Pour revenir à notre marcassite (FeS), au moment du frottement, elle laisse échapper des escarbilles de sulfure qui s’enflamment à l’air. Il suffit alors de placer sous la marcassite, dans la direction de chute des étincelles, une sorte de papier très fin et sec, qui s’enflamme à la moindre étincelle. Un tel matériau existe à l’état naturel, c’est l’amadou, produit par l’amadouvier, un champignon du genre « langue de bœuf », dont les canaux situés sous le « chapeau », sont très fins et secs, et s’enflamment à la moindre étincelle.

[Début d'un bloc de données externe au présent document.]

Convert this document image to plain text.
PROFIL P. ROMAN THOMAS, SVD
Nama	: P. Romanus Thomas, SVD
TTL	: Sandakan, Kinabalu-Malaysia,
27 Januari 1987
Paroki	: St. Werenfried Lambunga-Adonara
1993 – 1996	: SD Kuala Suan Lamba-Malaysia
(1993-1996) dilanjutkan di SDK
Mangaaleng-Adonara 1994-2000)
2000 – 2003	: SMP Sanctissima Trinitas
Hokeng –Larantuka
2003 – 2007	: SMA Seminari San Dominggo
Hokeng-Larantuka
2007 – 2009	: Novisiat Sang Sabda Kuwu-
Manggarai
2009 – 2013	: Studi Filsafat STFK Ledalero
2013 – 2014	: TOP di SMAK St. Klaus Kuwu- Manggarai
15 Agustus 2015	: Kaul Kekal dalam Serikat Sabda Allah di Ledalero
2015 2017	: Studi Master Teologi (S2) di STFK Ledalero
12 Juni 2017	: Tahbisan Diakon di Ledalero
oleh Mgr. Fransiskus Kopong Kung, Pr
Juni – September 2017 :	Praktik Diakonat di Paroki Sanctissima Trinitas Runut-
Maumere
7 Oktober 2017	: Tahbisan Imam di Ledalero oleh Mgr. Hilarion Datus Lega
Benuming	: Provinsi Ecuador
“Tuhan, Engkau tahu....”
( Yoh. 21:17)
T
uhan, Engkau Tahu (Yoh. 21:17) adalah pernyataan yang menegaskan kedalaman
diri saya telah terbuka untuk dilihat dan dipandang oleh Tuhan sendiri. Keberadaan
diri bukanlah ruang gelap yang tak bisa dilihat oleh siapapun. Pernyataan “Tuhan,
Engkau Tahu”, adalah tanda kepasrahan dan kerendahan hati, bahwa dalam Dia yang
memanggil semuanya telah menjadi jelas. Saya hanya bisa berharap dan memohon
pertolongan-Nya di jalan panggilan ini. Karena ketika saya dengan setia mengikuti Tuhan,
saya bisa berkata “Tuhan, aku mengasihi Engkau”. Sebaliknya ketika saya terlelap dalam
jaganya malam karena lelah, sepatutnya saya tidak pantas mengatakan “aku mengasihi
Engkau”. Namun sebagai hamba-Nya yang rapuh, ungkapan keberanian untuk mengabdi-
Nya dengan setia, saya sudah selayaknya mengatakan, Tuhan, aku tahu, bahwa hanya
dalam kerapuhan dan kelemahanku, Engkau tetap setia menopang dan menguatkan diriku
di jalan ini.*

Ainsi, pendant des milliers d’années, les humains ont allumé du feu en frottant des marcassites contre de l’amadou, puis en plaçant rapidement l’amadou ainsi enflammé dans une botte de paille.
Je vous garantis que ça prend 3 minutes pour allumer un feu de cette manière. Si vous ne me croyez pas allez visiter la Grotte du Roc de Cazelle (http://www.rocdecazelle.com/), et suivez bien la démo, ça vaut le coup.
« Hibernatus », le chasseur mort à la préhistoire et retrouvé congélé dans les glaces autrichiennes en 1991 portait sur lui de l’amadou et de la marcassite, preuve que le « briquet » ou « fuzil » naturel était d’un emploi très courant.
De l’âge des cavernes au métro parisien, en passant par la toison d’or, la chimie des sulfures a joué un rôle crucial pour l’humanité. Et l’on finira ce billet en rappelant que dans l’expression « miniatures flamandes », le terme miniature ne vient pas de « minus » qui voudrait dire petit, mais de minium, qui vient lui-même de mine, le minium étant un tétraoxyde de plomb Pb3O4,de couleur rouge, à l’origine du rouge carmin dans les a-plats des miniatures (ça aurait été encore plus amusant qu’il s’agisse d’un sulfure, mais bon, les boucles ne bouclent pas toujours parfaitement).
Voilà, je sais que vous avez d'autres choses à penser en ce moment, mais ça vole tellement bas que ça change un peu les idées, trois minutes d'intérêt sincère pour la chose humaine.